Gay Figure Skaters Pave Their Own Way in “Icebreakers”
In June, 1994, I took the F train out to Coney Island to root for my friend Phil, who was skating, solo, in the Gay Games. From the bleachers of the Abe Stark Arena, our college friends cheered wildly as Phil, who was a novice, performed a few simple spins. But the most startling event was the couples competition, which featured a pair of male skaters, dressed in camouflage, with tape over their mouths in an “X”—a direct protest against the military’s “don’t ask, don’t tell” policy. The couple who followed them—two shirtless men, around the same height, alternately lifting each other up and rolling over each other with playful, affectionate aggression—struck me as equally political, suggesting not just what was banned but what was possible. It was like watching two trees dance.

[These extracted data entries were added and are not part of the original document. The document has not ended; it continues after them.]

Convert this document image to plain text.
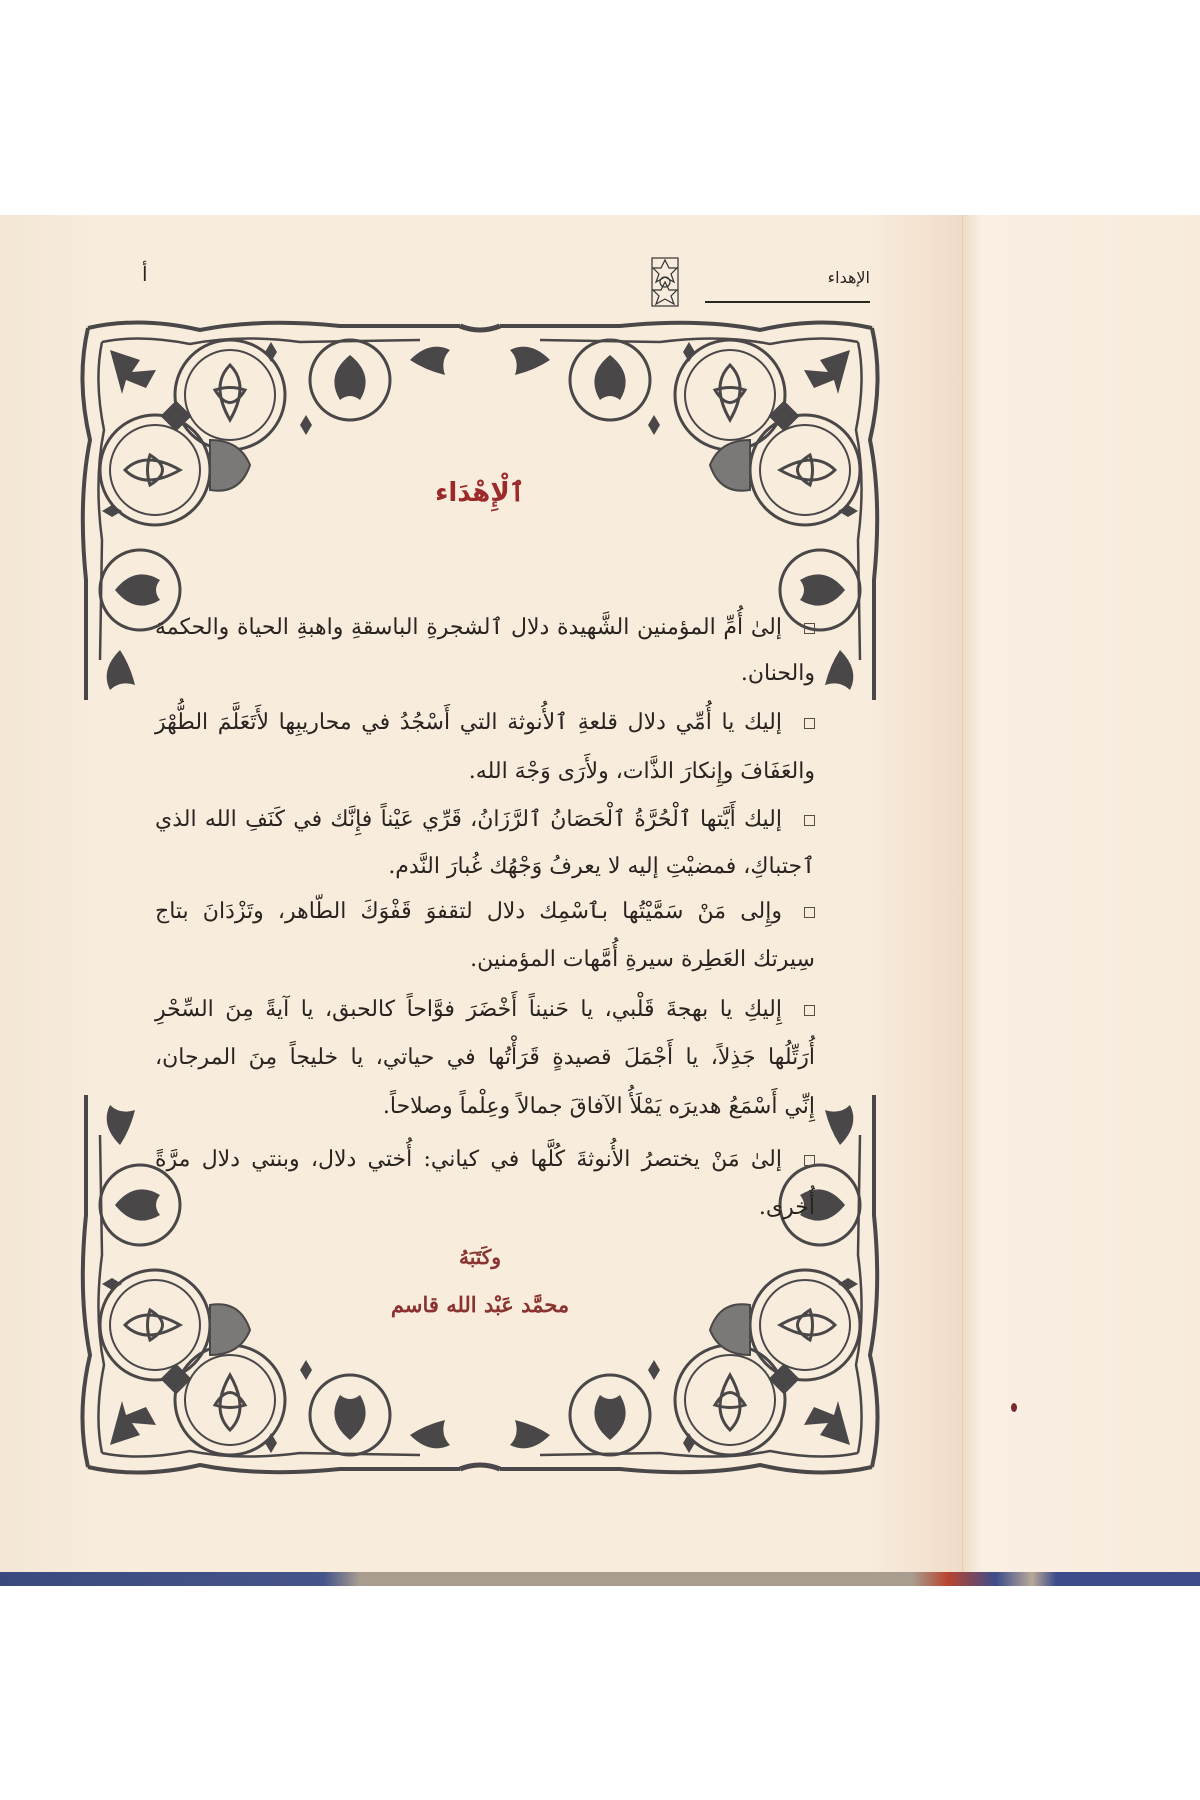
الإهداء
أ
ٱلْإِهْدَاء
إلىٰ أُمِّ المؤمنين الشَّهيدة دلال ٱلشجرةِ الباسقةِ واهبةِ الحياة والحكمة
والحنان.
إليك يا أُمِّي دلال قلعةِ ٱلأُنوثة التي أَسْجُدُ في محاريبِها لأَتَعَلَّمَ الطُّهْرَ
والعَفَافَ وإِنكارَ الذَّات، ولأَرَى وَجْهَ الله.
إليك أَيَّتها ٱلْحُرَّةُ ٱلْحَصَانُ ٱلرَّزَانُ، قَرِّي عَيْناً فإِنَّك في كَنَفِ الله الذي
ٱجتباكِ، فمضيْتِ إليه لا يعرفُ وَجْهُك غُبارَ النَّدم.
وإِلى مَنْ سَمَّيْتُها بٱسْمِك دلال لتقفوَ قَفْوَكَ الطّاهر، وتَزْدَانَ بتاج
سِيرتك العَطِرة سيرةِ أُمَّهات المؤمنين.
إِليكِ يا بهجةَ قَلْبي، يا حَنيناً أَخْضَرَ فوَّاحاً كالحبق، يا آيةً مِنَ السِّحْرِ
أُرَتِّلُها جَذِلاً، يا أَجْمَلَ قصيدةٍ قَرَأْتُها في حياتي، يا خليجاً مِنَ المرجان،
إِنِّي أَسْمَعُ هديرَه يَمْلَأُ الآفاقَ جمالاً وعِلْماً وصلاحاً.
إلىٰ مَنْ يختصرُ الأُنوثةَ كُلَّها في كياني: أُختي دلال، وبنتي دلال مرَّةً
أُخرى.
وكَتَبَهُ
محمَّد عَبْد الله قاسم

In the short documentary “Icebreakers,” Jocelyn Glatzer and Marlo Poras explore the legacy of the Gay Games, nearly half a century after the institution was founded, in 1982, as an all-embracing extension of—and also a challenge to—the Olympics. Their film is built around a handful of key figures, including the renowned coach Wade Corbett (who trained Phil, back in 1994) and the lesbian skater Laura Moore, a cheerful firecracker who began her career after nearly twenty years in the closet. She sums up ice skating, crisply, as “a very gay sport” and “a very homophobic sport.”
Glatzer and Poras dramatize that tension through interviews with Joel Dear and Christian Erwin, who teamed up for the couples competition at the 2018 Gay Games, in Paris, and Mark Stanford, a Black gay skater with H.I.V. Many of the obstacles these athletes face are institutional. Russia, where even discussing L.G.B.T.Q.+ identity is illegal, dominates Olympic-level skating; few pros are “out,” for fear of hurting their marketability. And, as Corbett notes, traditional figure skating hinges on a vision of heterosexual romance that’s both erotic and formulaic: a glittery princess tossed in the air, spun by a powerful man. This model gets into the head of gay competitors, too. After years of skating with a female partner, Dear felt “uneasy” skating with a man. When Erwin told his mother of his plan, she said, “Isn’t that a family show?”

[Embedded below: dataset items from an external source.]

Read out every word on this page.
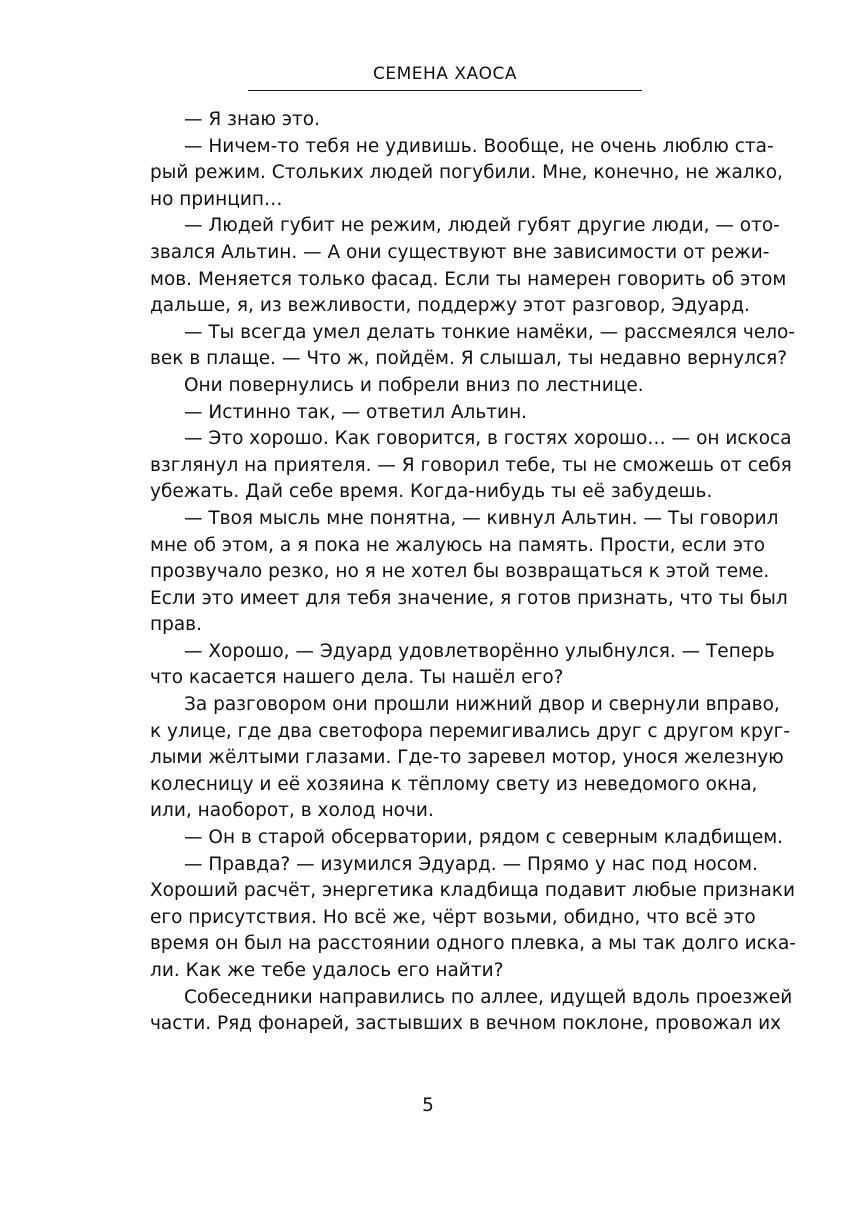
СЕМЕНА ХАОСА
— Я знаю это.
— Ничем-то тебя не удивишь. Вообще, не очень люблю ста-
рый режим. Стольких людей погубили. Мне, конечно, не жалко,
но принцип…
— Людей губит не режим, людей губят другие люди, — ото-
звался Альтин. — А они существуют вне зависимости от режи-
мов. Меняется только фасад. Если ты намерен говорить об этом
дальше, я, из вежливости, поддержу этот разговор, Эдуард.
— Ты всегда умел делать тонкие намёки, — рассмеялся чело-
век в плаще. — Что ж, пойдём. Я слышал, ты недавно вернулся?
Они повернулись и побрели вниз по лестнице.
— Истинно так, — ответил Альтин.
— Это хорошо. Как говорится, в гостях хорошо… — он искоса
взглянул на приятеля. — Я говорил тебе, ты не сможешь от себя
убежать. Дай себе время. Когда-нибудь ты её забудешь.
— Твоя мысль мне понятна, — кивнул Альтин. — Ты говорил
мне об этом, а я пока не жалуюсь на память. Прости, если это
прозвучало резко, но я не хотел бы возвращаться к этой теме.
Если это имеет для тебя значение, я готов признать, что ты был
прав.
— Хорошо, — Эдуард удовлетворённо улыбнулся. — Теперь
что касается нашего дела. Ты нашёл его?
За разговором они прошли нижний двор и свернули вправо,
к улице, где два светофора перемигивались друг с другом круг-
лыми жёлтыми глазами. Где-то заревел мотор, унося железную
колесницу и её хозяина к тёплому свету из неведомого окна,
или, наоборот, в холод ночи.
— Он в старой обсерватории, рядом с северным кладбищем.
— Правда? — изумился Эдуард. — Прямо у нас под носом.
Хороший расчёт, энергетика кладбища подавит любые признаки
его присутствия. Но всё же, чёрт возьми, обидно, что всё это
время он был на расстоянии одного плевка, а мы так долго иска-
ли. Как же тебе удалось его найти?
Собеседники направились по аллее, идущей вдоль проезжей
части. Ряд фонарей, застывших в вечном поклоне, провожал их
5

There have been encouraging developments since “Icebreakers” was shot: the U.K., following the lead of Finland and Canada, has agreed to let same-sex couples compete on a national level. The success of “Heated Rivalry,” a Canadian TV series about closeted hockey players, has made these issues visceral (and hot) to a mainstream audience. But watching the film, with its dizzying montage of skaters—raw amateurs and sleek pros, swishy and butch, comedic and sincere, boldly solo and intimately paired—made me crave more than baby steps. Hearing Dear speak about his anxieties, then seeing him glide across the ice, tenderly, in tandem with Erwin, took me back to 1994, and to the sensation of witnessing something truly new: a liberation available to everyone, even those up in the bleachers.